Integer addition is associative, so the result is identical across thread counts and across summation orders - no fixed-order discipline required. Find the boundaries: overflow begins when count * max_value * SCALE exceeds i64::MAX (lower the scale or widen to i128); precision loss begins when SCALE is too small to represent the smallest meaningful difference. Bounded quantities like energy fit comfortably between the two.

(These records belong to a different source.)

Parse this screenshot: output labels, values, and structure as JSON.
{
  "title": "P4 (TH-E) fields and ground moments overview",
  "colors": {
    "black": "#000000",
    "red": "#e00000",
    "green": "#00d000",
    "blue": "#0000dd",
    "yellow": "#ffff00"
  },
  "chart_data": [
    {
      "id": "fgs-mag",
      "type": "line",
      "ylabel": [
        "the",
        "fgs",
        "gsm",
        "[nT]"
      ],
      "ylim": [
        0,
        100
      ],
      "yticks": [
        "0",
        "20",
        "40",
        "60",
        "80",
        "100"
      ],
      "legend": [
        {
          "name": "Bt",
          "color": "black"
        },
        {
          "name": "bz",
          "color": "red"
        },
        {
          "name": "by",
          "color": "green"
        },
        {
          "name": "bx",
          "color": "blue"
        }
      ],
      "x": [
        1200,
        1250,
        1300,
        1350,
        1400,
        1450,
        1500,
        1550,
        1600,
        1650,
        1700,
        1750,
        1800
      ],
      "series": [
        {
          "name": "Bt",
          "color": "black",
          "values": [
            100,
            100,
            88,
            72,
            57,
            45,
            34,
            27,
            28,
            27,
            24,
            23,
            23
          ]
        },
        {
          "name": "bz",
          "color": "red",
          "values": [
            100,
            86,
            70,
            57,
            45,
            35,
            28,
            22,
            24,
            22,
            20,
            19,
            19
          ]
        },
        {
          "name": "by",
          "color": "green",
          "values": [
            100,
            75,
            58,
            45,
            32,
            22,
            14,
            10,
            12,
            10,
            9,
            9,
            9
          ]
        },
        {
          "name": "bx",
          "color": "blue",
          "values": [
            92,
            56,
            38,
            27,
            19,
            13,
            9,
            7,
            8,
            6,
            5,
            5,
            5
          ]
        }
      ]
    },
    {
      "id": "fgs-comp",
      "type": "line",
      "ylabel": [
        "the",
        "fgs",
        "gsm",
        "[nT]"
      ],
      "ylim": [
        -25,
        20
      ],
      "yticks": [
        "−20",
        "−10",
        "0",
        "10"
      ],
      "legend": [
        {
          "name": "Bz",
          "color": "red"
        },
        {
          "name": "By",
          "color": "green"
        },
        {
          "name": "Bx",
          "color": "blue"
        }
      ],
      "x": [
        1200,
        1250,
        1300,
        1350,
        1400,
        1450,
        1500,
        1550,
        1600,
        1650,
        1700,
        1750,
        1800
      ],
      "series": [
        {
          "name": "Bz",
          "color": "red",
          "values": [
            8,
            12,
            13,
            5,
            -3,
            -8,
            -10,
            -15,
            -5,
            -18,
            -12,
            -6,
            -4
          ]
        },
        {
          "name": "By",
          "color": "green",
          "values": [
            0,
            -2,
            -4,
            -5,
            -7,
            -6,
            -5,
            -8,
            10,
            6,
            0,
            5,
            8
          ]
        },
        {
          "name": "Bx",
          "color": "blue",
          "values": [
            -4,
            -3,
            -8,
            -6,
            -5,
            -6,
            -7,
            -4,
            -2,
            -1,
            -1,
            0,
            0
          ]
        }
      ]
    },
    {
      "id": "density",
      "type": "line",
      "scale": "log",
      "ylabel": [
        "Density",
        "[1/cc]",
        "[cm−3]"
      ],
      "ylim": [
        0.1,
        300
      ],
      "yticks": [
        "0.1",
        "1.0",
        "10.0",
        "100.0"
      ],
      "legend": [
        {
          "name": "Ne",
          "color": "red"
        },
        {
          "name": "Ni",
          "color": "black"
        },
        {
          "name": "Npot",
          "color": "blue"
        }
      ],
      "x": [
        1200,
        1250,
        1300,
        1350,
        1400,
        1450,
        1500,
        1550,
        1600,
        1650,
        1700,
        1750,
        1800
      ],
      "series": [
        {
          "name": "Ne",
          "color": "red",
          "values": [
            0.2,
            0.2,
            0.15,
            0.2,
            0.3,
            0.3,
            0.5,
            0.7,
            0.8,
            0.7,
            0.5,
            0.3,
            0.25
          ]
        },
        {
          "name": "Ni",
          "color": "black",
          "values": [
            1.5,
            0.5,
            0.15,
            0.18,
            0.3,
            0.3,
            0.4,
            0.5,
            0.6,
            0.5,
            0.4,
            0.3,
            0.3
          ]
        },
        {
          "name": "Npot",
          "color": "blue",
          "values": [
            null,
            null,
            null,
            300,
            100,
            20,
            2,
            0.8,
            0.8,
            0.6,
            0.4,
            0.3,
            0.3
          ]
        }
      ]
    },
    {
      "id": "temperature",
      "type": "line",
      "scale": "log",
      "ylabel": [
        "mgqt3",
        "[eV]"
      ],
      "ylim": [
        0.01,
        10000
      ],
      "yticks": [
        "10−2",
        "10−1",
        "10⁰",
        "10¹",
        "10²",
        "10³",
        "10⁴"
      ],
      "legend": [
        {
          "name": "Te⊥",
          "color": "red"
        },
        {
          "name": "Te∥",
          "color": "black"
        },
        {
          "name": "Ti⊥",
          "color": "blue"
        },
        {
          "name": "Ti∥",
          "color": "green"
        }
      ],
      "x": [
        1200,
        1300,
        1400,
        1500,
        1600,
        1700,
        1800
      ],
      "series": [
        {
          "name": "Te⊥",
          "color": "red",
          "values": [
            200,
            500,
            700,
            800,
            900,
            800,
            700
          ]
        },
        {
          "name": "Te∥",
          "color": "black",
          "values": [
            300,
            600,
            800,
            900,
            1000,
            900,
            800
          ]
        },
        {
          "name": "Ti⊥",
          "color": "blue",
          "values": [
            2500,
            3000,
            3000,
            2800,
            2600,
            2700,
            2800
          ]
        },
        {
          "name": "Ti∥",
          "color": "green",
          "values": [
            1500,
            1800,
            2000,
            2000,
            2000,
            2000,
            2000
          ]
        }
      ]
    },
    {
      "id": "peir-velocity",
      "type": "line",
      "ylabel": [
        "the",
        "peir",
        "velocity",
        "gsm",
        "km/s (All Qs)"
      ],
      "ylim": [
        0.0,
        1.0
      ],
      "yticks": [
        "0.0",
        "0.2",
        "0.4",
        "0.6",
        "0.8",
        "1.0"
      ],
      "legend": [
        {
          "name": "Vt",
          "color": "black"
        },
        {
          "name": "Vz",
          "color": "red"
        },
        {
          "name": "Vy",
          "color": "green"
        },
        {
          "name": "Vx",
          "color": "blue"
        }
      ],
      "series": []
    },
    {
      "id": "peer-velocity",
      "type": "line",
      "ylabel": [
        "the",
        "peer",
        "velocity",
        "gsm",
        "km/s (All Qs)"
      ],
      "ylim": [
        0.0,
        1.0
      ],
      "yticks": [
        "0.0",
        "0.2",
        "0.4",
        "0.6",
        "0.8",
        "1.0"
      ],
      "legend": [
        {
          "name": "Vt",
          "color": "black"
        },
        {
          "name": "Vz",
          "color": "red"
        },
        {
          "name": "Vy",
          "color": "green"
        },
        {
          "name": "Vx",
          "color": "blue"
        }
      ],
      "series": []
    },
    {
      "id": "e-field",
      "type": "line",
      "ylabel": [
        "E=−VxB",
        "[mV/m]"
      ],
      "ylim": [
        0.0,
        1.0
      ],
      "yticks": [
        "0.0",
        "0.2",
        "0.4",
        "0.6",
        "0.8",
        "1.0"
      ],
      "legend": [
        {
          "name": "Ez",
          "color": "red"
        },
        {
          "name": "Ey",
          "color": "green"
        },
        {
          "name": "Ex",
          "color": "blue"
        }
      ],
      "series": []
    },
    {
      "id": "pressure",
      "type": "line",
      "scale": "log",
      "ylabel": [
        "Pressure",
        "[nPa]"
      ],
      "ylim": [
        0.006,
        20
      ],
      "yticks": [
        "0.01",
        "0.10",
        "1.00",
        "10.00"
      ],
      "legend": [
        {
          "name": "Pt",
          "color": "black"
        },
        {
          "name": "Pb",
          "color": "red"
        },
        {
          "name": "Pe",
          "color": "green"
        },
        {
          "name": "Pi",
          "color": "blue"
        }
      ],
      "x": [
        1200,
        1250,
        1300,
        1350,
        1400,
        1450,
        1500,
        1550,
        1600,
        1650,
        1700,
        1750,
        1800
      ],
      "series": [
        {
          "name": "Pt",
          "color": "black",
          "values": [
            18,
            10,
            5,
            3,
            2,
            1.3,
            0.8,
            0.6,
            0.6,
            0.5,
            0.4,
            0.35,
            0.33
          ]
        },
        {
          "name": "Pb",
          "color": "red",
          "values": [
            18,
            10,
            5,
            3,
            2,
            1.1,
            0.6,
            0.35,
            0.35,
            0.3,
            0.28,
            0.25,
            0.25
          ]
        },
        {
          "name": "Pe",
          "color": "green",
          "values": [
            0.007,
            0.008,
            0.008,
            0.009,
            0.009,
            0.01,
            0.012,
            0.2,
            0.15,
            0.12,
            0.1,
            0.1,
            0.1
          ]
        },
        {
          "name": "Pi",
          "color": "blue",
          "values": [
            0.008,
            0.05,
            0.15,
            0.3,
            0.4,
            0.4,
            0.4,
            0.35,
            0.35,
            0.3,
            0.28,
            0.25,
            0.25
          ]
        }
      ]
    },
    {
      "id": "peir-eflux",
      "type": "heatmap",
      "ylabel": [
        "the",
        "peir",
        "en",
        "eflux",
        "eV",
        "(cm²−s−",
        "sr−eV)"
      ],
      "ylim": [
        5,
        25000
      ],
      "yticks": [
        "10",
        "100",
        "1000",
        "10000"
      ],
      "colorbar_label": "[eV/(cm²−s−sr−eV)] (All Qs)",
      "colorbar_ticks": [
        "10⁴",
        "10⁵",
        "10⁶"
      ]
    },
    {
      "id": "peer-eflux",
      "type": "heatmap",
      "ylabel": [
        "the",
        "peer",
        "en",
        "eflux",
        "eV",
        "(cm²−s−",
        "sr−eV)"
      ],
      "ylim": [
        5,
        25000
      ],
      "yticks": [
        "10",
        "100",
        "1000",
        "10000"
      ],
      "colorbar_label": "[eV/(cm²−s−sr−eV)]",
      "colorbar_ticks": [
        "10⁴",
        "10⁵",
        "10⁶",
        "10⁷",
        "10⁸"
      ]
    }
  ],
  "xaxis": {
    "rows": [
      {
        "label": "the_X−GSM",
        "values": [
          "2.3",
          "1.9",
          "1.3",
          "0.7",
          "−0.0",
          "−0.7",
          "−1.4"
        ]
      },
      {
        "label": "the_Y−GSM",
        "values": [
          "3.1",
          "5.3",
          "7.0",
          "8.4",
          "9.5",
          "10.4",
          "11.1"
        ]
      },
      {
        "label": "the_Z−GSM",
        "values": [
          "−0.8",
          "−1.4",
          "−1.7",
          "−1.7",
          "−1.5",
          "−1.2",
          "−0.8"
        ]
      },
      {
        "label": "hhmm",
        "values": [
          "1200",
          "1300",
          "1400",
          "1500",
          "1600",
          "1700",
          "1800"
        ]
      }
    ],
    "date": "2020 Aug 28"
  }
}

Exercise 5 - Replay across core counts

#![allow(unused)]
fn main() {
let a = replay(snapshot.clone(), &committed_log, /*threads=*/ 4);
let b = replay(snapshot.clone(), &committed_log, /*threads=*/ 64);
assert_eq!(hash_world(&a), hash_world(&b));   // passes only with a deterministic reduction
}

With a racy reduction this fails and the §37 “distribution is structural” claim is false on heterogeneous hardware - two nodes from the same log diverge. With the fixed-order or integer reduction it passes, and replay across machines with different core counts is bit-identical, as §16 promised.

Exercise 6 - The canary test

#![allow(unused)]
fn main() {
#[test]
fn deterministic_across_core_counts() {
    let seed = 42;
    let a = run_sim(seed, /*threads=*/ 1);
    let b = run_sim(seed, /*threads=*/ std::thread::available_parallelism().map(|n| n.get()).unwrap_or(1));
    assert_eq!(hash_world(&a), hash_world(&b));
}
}

It fails today (a racy reduction is somewhere in the tick), passes once the reductions are fixed, and stays in CI as the guard that catches the next one. It is cheap, it is deterministic, and it fails on the developer’s machine instead of in production on a box with a different nproc.

Exercise 7 - The same bug on a vector unit

A SIMD horizontal sum accumulates into lanes and folds the lanes at the end - a different grouping again, so the result differs from a scalar sum and from a sum with a different lane count. The fix is the same: reduce into a fixed number of lane-accumulators and fold them in a defined order, or accumulate in integer lanes. The implication for the heterogeneous-compute chapter is direct - a GPU reduction is a tree across thousands of lanes, the most reordered reduction of all, and it takes the same two fixes. Determinism is a property of the combine wherever the combine runs.